# Magnetic Field near a curving infinite wire in 3d space

1. Apr 26, 2012

### speedofdark8

1. The problem statement, all variables and given/known data

Problem as given: A three-dimensional wire of infinite length carries a current I0 starting at (-∞,0,0) along a straight line to (0,0,0), bending and travelling along a straight line to (0,1,0), then bending and travelling to (0,1,1) and finally bending and travelling out to (∞,1,1). Determine the magnetic field at (0,0,1).

2. Relevant equations

Possibly using |B| = μ0I/2∏r ? Not sure whether/how to combine the fields of the different segments using this general formula for the B-field of a current carrying wire.

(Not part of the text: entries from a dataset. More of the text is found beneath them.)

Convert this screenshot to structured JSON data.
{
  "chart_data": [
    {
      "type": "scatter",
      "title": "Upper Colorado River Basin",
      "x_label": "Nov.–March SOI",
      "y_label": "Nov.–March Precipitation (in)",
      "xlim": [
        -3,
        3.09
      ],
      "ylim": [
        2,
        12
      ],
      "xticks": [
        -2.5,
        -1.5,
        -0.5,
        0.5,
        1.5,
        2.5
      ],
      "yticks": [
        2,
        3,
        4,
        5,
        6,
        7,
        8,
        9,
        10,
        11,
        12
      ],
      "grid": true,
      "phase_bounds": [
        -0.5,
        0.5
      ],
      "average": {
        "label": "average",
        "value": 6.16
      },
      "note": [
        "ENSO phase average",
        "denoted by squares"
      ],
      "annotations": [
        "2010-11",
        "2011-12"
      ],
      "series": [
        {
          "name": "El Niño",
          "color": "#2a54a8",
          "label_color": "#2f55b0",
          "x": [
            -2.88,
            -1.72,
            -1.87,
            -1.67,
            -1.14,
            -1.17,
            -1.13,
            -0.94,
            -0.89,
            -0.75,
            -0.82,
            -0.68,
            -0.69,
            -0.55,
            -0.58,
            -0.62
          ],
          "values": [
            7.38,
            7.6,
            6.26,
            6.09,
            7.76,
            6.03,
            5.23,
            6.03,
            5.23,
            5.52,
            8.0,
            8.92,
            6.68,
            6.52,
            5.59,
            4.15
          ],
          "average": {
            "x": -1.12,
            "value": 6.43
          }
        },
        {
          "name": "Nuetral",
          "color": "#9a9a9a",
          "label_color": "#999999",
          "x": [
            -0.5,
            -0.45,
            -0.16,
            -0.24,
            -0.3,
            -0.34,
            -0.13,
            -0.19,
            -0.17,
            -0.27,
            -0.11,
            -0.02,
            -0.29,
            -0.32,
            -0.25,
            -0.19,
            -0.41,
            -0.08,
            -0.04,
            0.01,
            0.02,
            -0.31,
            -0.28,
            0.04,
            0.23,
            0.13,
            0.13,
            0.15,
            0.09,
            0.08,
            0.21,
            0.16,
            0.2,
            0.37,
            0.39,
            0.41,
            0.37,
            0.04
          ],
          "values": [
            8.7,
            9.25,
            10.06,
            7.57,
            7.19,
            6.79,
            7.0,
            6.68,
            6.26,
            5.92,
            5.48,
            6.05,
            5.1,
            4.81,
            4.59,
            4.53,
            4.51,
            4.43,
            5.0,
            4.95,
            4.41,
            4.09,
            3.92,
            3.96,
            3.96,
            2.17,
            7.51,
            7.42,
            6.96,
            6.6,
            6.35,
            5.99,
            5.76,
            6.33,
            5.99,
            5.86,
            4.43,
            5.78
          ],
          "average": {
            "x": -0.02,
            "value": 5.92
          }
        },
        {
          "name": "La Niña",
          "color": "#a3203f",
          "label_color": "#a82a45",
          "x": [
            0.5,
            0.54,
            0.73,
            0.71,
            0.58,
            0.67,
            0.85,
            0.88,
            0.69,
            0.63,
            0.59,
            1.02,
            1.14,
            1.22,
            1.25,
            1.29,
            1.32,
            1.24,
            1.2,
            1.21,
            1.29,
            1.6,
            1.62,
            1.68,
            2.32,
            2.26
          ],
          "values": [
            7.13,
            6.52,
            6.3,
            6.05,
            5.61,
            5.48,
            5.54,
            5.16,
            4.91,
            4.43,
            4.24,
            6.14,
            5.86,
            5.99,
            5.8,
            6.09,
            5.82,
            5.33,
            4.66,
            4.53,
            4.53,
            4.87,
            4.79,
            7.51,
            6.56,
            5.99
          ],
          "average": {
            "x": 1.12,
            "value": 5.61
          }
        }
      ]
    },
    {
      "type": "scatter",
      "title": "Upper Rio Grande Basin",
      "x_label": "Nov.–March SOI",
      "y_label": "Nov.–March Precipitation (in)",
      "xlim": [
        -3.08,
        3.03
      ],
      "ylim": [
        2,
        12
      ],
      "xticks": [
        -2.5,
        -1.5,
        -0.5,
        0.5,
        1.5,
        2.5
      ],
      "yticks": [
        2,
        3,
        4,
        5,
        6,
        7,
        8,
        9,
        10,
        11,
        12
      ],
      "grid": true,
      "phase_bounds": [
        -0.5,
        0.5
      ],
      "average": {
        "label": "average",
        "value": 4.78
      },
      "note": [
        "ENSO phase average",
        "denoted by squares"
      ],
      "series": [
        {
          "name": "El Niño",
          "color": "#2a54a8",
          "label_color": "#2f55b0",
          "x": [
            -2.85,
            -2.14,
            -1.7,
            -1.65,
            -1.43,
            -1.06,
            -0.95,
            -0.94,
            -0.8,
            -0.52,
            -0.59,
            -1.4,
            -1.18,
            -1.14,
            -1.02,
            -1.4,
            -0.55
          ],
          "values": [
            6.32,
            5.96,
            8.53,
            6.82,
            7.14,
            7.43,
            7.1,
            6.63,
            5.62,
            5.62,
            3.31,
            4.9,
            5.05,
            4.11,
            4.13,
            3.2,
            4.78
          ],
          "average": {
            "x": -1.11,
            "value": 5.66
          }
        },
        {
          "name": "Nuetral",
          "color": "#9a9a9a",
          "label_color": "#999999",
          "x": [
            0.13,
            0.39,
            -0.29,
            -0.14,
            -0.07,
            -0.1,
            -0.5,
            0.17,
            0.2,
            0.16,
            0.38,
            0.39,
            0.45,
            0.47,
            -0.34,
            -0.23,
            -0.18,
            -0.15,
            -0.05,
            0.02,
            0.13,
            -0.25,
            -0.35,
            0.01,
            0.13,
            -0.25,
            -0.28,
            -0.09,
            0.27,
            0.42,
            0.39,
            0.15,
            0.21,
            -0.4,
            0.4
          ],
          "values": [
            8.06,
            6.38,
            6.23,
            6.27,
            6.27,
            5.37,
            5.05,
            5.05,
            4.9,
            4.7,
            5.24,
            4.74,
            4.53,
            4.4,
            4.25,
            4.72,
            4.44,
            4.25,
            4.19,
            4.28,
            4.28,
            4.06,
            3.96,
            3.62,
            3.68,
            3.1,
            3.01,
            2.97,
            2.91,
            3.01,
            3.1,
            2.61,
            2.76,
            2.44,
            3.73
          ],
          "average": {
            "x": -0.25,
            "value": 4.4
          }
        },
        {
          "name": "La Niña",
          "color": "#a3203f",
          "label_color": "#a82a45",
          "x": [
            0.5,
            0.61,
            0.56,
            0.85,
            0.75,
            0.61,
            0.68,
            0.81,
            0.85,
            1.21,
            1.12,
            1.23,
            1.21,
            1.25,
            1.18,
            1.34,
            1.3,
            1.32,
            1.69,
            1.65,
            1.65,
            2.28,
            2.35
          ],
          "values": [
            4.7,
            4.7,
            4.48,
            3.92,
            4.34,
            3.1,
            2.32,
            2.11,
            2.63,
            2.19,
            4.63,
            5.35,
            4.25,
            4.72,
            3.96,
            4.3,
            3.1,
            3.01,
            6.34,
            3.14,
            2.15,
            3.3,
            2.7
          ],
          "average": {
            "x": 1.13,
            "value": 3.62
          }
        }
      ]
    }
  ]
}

3. The attempt at a solution

I haven't seen a problem like this in our class, so I'm mostly fishing for a start. I am aware of finding the magnetic B field of a current carrying wire using the equation above, but we never talked about a wire oriented in space with coordinates as such. To start, I would assume the wire is bent at a 90 degree angle at each given point where applicable, find the magnetic field of each segment, and from there I am not too sure where to go.
1. The problem statement, all variables and given/known data

2. Relevant equations

3. The attempt at a solution

2. Apr 27, 2012

### tiny-tim

welcome to pf!

hi speedofdark8! welcome to pf!
yes, find the individual fields, and add them

integrate the Biot-Savart law for the short sections

(you can probably see how to get it from B = μoI/2πr for the long sections)

3. Apr 27, 2012

### speedofdark8

I am not familiar with the Biot Savart Law. For the other sections though, would I be correct with the equation I posted earlier?

4. Apr 27, 2012

### tiny-tim

5. Apr 29, 2012

### speedofdark8

Thank you for the replys. I have since gotten together with some classmates and we found a solution.